For most projects, security is not the solution.

I remember meeting a recruiter for a project a couple of years who got very excited when the topic of “server hardening” came up. And that’s part of the problem. We’ve fetishized security-fu to an alarming extent, mostly because we’re all living out secret Snowdenesque fantasies in our heads. Behind our keyboards, we’re James Bond, minus all the pushups and stuff. And there’s an entire industry feeding that fantasy, complete with Certified Ethical Hacker training courses and the next season of Mr. Robot.

I’m as guilty of this as anyone else. I remember when I first started figuring out VPS security as an accidental sysadmin a few years ago, and I came across that Linode setup guide that mentioned server hardening. Whoah. I’m going to harden a server. This sounds impressively manly, right?

It’s actually not as cool and security-fu as you’re given to believe. Soon afterwards, armed with a cursory knowledge of firewall configuration, shutting down non-essential services, running things on nonstandard ports, and a few other tricks and tips that did wonders for my fledgling linux knowledge, I had a “hardened” VPS, ready to defend my Drupal instances against the hacker armies of the deep, dark, internet.

None of this mattered when the client site was compromised six months later; they hadn’t budgeted for security updates to the actual Drupal project.

Two paths diverged in the woods

The reality is that Drupal project security involves overhead; an ongoing series of processes carried out by trained, expensive professionals, usually difficult to quantify, with no guarantees of success. I’m not saying this isn’t necessary. On the contrary, security is so necessary that when we necessarily neglect it, we’re screwed. And this is something we see over and over again.

The reality is that clients with project budgets under, say, $25k, are simply not going to be able to pay for proactive security staff, because one security staff member is going to a draw a salary four times that high. Hell, very few clients under $50k are even hiring consultants to serve as red teams. You’ll be lucky if you can land a retainer for a couple of years of security updates to Drupal core and any contrib modules.

I’m not really calling out Drupal in this post; Drupal’s arguably better about security than Wordpress, and the security work that goes into a project as large as Drupal is always going to be far better than anything a small consulting shop is going to be able to custom build and maintain. Importantly, if you talk about security retainers with Wordpress or Joomla shops, you’ll start to hear very similar stories.

In that light, it’s sheer hubris that we’ve managed to brand security so powerfully that we’re still trying to sell it at all. And by comparison, “disaster recovery” sounds like a boring part of corporate management run by the lowest ranking MBA on the team. It’s barely a line item on the budget, if it’s mentioned at all, and most nonprofit projects I’ve worked on in the past few years (including a couple of major university website overhauls) had never thought of drilling, measuring, or improving it.

Planning For Failure

This starts to change if we begin, as Netflix does, with the perspective that security is always an arms race, and that it will inevitably fail. Instead of asking how we can prevent entropy, we accept that infrastructure can fail in unexpected ways, often, and with unpredictable consequences. This leads to what is (or should be) a far more important question: what do we do when we fail?

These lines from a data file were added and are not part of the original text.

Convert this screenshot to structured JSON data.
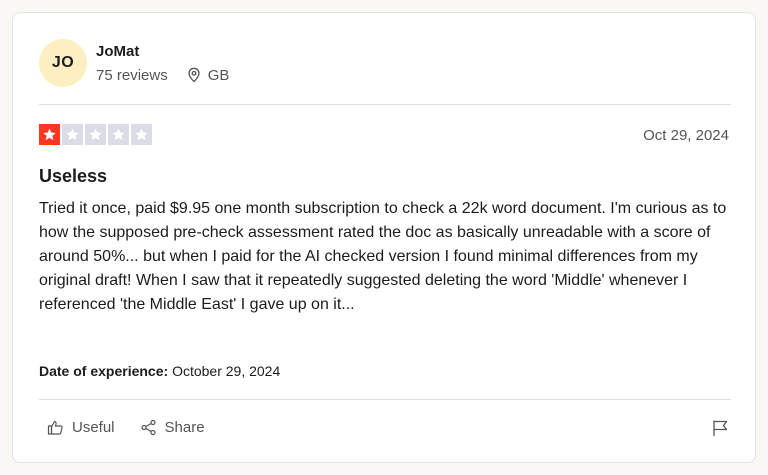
{
  "reviewer": {
    "initials": "JO",
    "name": "JoMat",
    "review_count": "75 reviews",
    "country": "GB",
    "avatar_color": "#fcefc2"
  },
  "review": {
    "rating": 1,
    "max_rating": 5,
    "star_color_active": "#ff3722",
    "star_color_inactive": "#dcdce6",
    "date": "Oct 29, 2024",
    "title": "Useless",
    "body": "Tried it once, paid $9.95 one month subscription to check a 22k word document. I'm curious as to how the supposed pre-check assessment rated the doc as basically unreadable with a score of around 50%... but when I paid for the AI checked version I found minimal differences from my original draft! When I saw that it repeatedly suggested deleting the word 'Middle' whenever I referenced 'the Middle East' I gave up on it...",
    "experience_label": "Date of experience:",
    "experience_date": "October 29, 2024"
  },
  "actions": {
    "useful_label": "Useful",
    "share_label": "Share",
    "useful_icon": "thumbs-up-icon",
    "share_icon": "share-icon",
    "flag_icon": "flag-icon"
  }
}
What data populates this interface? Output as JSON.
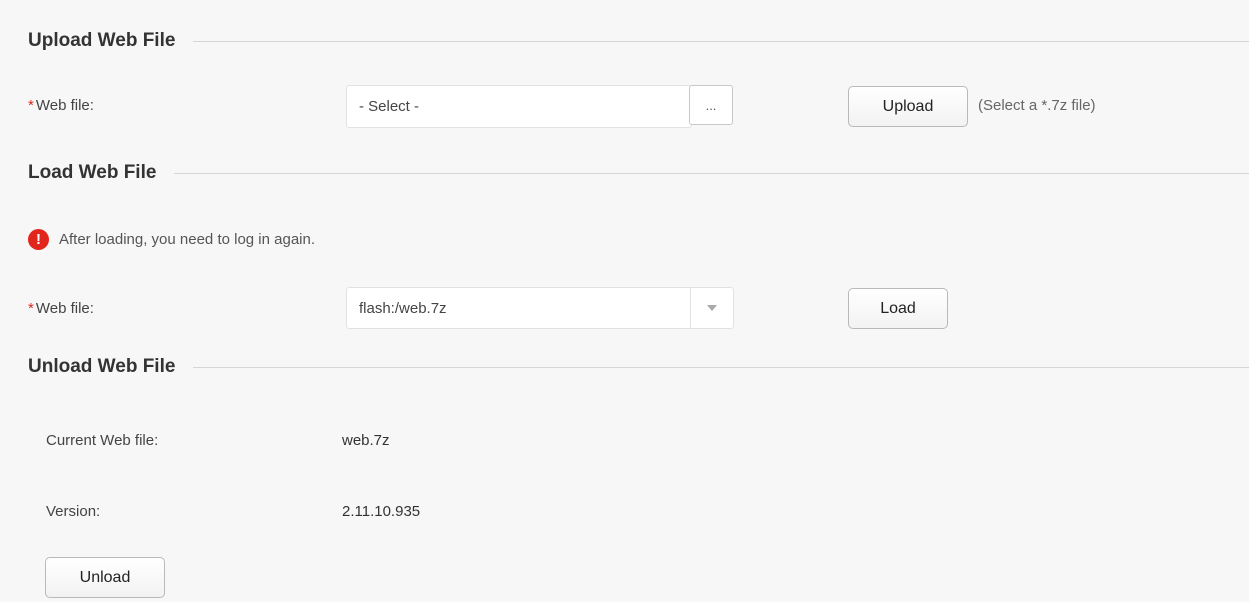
{
  "upload_section": {
    "title": "Upload Web File",
    "web_file_label": "Web file:",
    "required_mark": "*",
    "file_input_value": "- Select -",
    "browse_label": "...",
    "upload_button": "Upload",
    "hint": "(Select a *.7z file)"
  },
  "load_section": {
    "title": "Load Web File",
    "warning_icon": "exclamation-icon",
    "warning_glyph": "!",
    "warning_text": "After loading, you need to log in again.",
    "web_file_label": "Web file:",
    "required_mark": "*",
    "selected_file": "flash:/web.7z",
    "dropdown_icon": "chevron-down-icon",
    "load_button": "Load"
  },
  "unload_section": {
    "title": "Unload Web File",
    "current_label": "Current Web file:",
    "current_value": "web.7z",
    "version_label": "Version:",
    "version_value": "2.11.10.935",
    "unload_button": "Unload"
  },
  "colors": {
    "background": "#f7f7f7",
    "required": "#e0261d",
    "warning": "#e0261d"
  }
}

Handling client calls when Drupal's down. (Image source: Devops Reactions)

Improving Failure

I see several advantages to disaster recovery as the core component of a small project’s security strategy.

  • Once we accept that infrastructure will fail, it’s relatively easy to figure out how critical certain kinds of uptime are. For example, an organization might be happiest with recovery times under one minute and no data loss, but when they understand the cost for this, they might be willing to compromise on a weekly backup and <1hr resolution times.
  • The resulting processes are easy for consultants or in-house staff to estimate. Project estimation is black magic. Anything that produces project components that can be precisely estimated is a huge plus, and will result in far greater project management zen when stuff breaks. We know exactly how much work is involved in taking a weekly Drupal codebase + DB snapshot, and we know how to deploy from known good copies of a site (usually because we use the same processes to push from dev to staging, or from staging to production).
  • The resulting processes are easy to drill, without requiring the budget for a red team. Drop the staging server with an interesting error at 3am on a Saturday and see how long it takes to recover. Once the team’s more seasoned, try this in production. Drilling is the best way to set real-world expectations for both the project team and stakeholders / senior management.
  • A couple of iterations will show you the weakest parts of your process. Maybe it’s taking too long to move MySQL databases around, and it’d be useful to keep a spare MySQL instance available? Maybe there’s too much environment-specific stuff in the site configuration (I’m looking at you, Expression Engine) and it’d be faster to use blue-green deployments for recovery? Maybe you need to automate VPS setups? The focus on better recovery leads to tangible efficiencies in processes ranging across development, devops, and systems administration.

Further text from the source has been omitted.